Of course, the core sheet details still need to be matched against the introduction sheets so that the characters can do what I have previously reported they can do -- which is an irritating task.

And this is all for characters I largely name dropped / ran in a previous LARP and therefore have a pretty good sense about which cuts down on the amount of file checking.  I can't imagine doing it with a whole new set of characters!  This is also only for 35 characters.

Ye gads!

At least once I have all of this done I will be able to readily and easily create character booklets for the PCs in the campaign LARP which'll help with those players who either don't know the rules or think they know the rules but are occasionally wrong.  Since all World of Darkness players fall somewhere along that sliding scale (there is no one who actually knows all of the rules since the book details are spread about oddly in a conflicting manner), this will help everyone and *especially* me.

I won't lie to you.  I will be asking to read the ability in their character booklet on occasion.  A big part of this work is for me in the end.

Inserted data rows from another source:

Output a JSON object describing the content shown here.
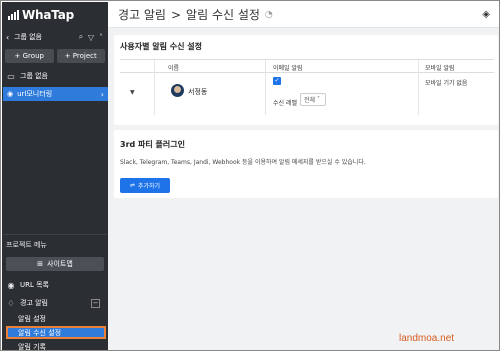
{
  "app": {
    "logo_text": "WhaTap"
  },
  "sidebar": {
    "group_label": "그룹 없음",
    "add_group_label": "+ Group",
    "add_project_label": "+ Project",
    "folder_label": "그룹 없음",
    "active_project": "url모니터링",
    "section_title": "프로젝트 메뉴",
    "sitemap_label": "사이트맵",
    "url_list_label": "URL 목록",
    "alert_label": "경고 알림",
    "alert_collapse": "−",
    "alert_settings_label": "알림 설정",
    "alert_receive_label": "알림 수신 설정",
    "alert_history_label": "알림 기록"
  },
  "header": {
    "breadcrumb_parent": "경고 알림",
    "breadcrumb_sep": ">",
    "breadcrumb_current": "알림 수신 설정",
    "clock_icon": "🕓",
    "paint_icon": "paint-bucket-icon"
  },
  "user_section": {
    "title": "사용자별 알림 수신 설정",
    "columns": [
      "이름",
      "이메일 알림",
      "모바일 알림"
    ],
    "row": {
      "expand": "▼",
      "name": "서정동",
      "email_checked": true,
      "level_label": "수신 레벨",
      "level_value": "전체",
      "mobile_text": "모바일 기기 없음"
    }
  },
  "plugin_section": {
    "title": "3rd 파티 플러그인",
    "description": "Slack, Telegram, Teams, Jandi, Webhook 등을 이용하여 알림 메세지를 받으실 수 있습니다.",
    "add_label": "추가하기"
  },
  "watermark": "landmoa.net"
}
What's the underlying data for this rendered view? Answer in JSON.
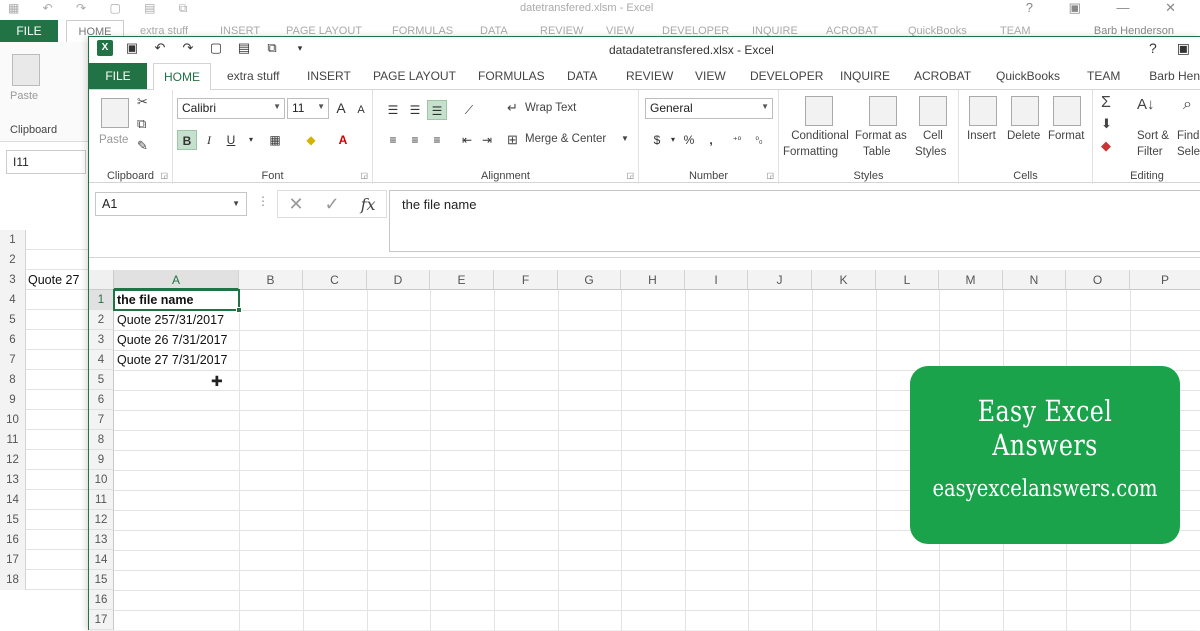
{
  "background_window": {
    "title": "datetransfered.xlsm - Excel",
    "tabs": [
      "FILE",
      "HOME",
      "extra stuff",
      "INSERT",
      "PAGE LAYOUT",
      "FORMULAS",
      "DATA",
      "REVIEW",
      "VIEW",
      "DEVELOPER",
      "INQUIRE",
      "ACROBAT",
      "QuickBooks",
      "TEAM"
    ],
    "user": "Barb Henderson",
    "paste_label": "Paste",
    "clipboard_label": "Clipboard",
    "name_box": "I11",
    "row_numbers": [
      "1",
      "2",
      "3",
      "4",
      "5",
      "6",
      "7",
      "8",
      "9",
      "10",
      "11",
      "12",
      "13",
      "14",
      "15",
      "16",
      "17",
      "18"
    ],
    "row3_value": "Quote 27"
  },
  "window": {
    "title": "datadatetransfered.xlsx - Excel",
    "tabs": {
      "file": "FILE",
      "home": "HOME",
      "extra": "extra stuff",
      "insert": "INSERT",
      "page_layout": "PAGE LAYOUT",
      "formulas": "FORMULAS",
      "data": "DATA",
      "review": "REVIEW",
      "view": "VIEW",
      "developer": "DEVELOPER",
      "inquire": "INQUIRE",
      "acrobat": "ACROBAT",
      "quickbooks": "QuickBooks",
      "team": "TEAM"
    },
    "user": "Barb Hen"
  },
  "ribbon": {
    "clipboard": {
      "paste": "Paste",
      "label": "Clipboard"
    },
    "font": {
      "name": "Calibri",
      "size": "11",
      "label": "Font",
      "bold": "B",
      "italic": "I",
      "underline": "U",
      "grow": "A",
      "shrink": "A"
    },
    "alignment": {
      "wrap": "Wrap Text",
      "merge": "Merge & Center",
      "label": "Alignment"
    },
    "number": {
      "format": "General",
      "currency": "$",
      "percent": "%",
      "comma": ",",
      "label": "Number"
    },
    "styles": {
      "conditional": [
        "Conditional",
        "Formatting"
      ],
      "format_table": [
        "Format as",
        "Table"
      ],
      "cell_styles": [
        "Cell",
        "Styles"
      ],
      "label": "Styles"
    },
    "cells": {
      "insert": "Insert",
      "delete": "Delete",
      "format": "Format",
      "label": "Cells"
    },
    "editing": {
      "sort": [
        "Sort &",
        "Filter"
      ],
      "find": [
        "Find",
        "Selec"
      ],
      "label": "Editing"
    }
  },
  "formula_bar": {
    "name_box": "A1",
    "content": "the file name",
    "fx": "fx"
  },
  "sheet": {
    "columns": [
      "A",
      "B",
      "C",
      "D",
      "E",
      "F",
      "G",
      "H",
      "I",
      "J",
      "K",
      "L",
      "M",
      "N",
      "O",
      "P"
    ],
    "rows": [
      "1",
      "2",
      "3",
      "4",
      "5",
      "6",
      "7",
      "8",
      "9",
      "10",
      "11",
      "12",
      "13",
      "14",
      "15",
      "16",
      "17"
    ],
    "cells": {
      "a1": "the file name",
      "a2": "Quote 257/31/2017",
      "a3": "Quote 26  7/31/2017",
      "a4": "Quote 27  7/31/2017"
    }
  },
  "watermark": {
    "line1": "Easy  Excel  Answers",
    "line2": "easyexcelanswers.com",
    "color": "#1aa34a"
  },
  "colors": {
    "excel_green": "#217346"
  }
}
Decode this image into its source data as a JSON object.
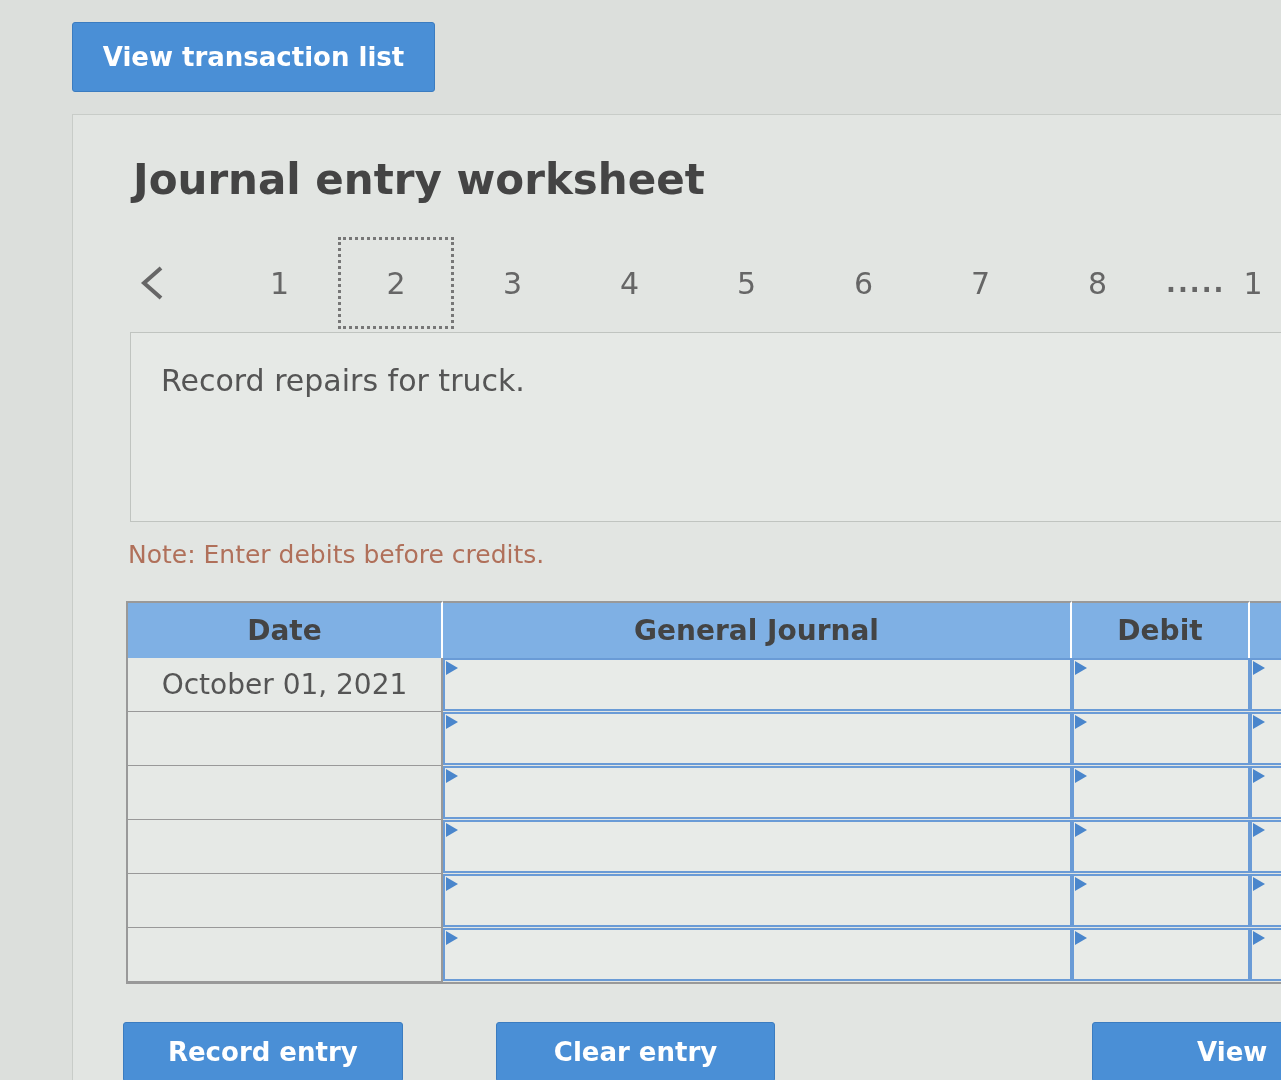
{
  "top_button": "View transaction list",
  "title": "Journal entry worksheet",
  "pager": {
    "items": [
      {
        "label": "1",
        "selected": false
      },
      {
        "label": "2",
        "selected": true
      },
      {
        "label": "3",
        "selected": false
      },
      {
        "label": "4",
        "selected": false
      },
      {
        "label": "5",
        "selected": false
      },
      {
        "label": "6",
        "selected": false
      },
      {
        "label": "7",
        "selected": false
      },
      {
        "label": "8",
        "selected": false
      }
    ],
    "ellipsis": ".....",
    "last": "1"
  },
  "description": "Record repairs for truck.",
  "note": "Note: Enter debits before credits.",
  "table": {
    "columns": [
      "Date",
      "General Journal",
      "Debit"
    ],
    "rows": [
      {
        "date": "October 01, 2021"
      },
      {},
      {},
      {},
      {},
      {}
    ]
  },
  "buttons": [
    "Record entry",
    "Clear entry",
    "View"
  ]
}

But yes, finally done about 70% of the work and it's taken me awhile.  At least I hope I've done 70% but one can never be sure how much  more work the next stage (printing and binding) will take until you get there.

And then I've got to prop check, ensure there's at least 2 things that utilise every listed skill, and once we're incorporated I'll have only 8 weeks to finalise all of this in.

On the plus side, we have enough LED candles to light up a small house.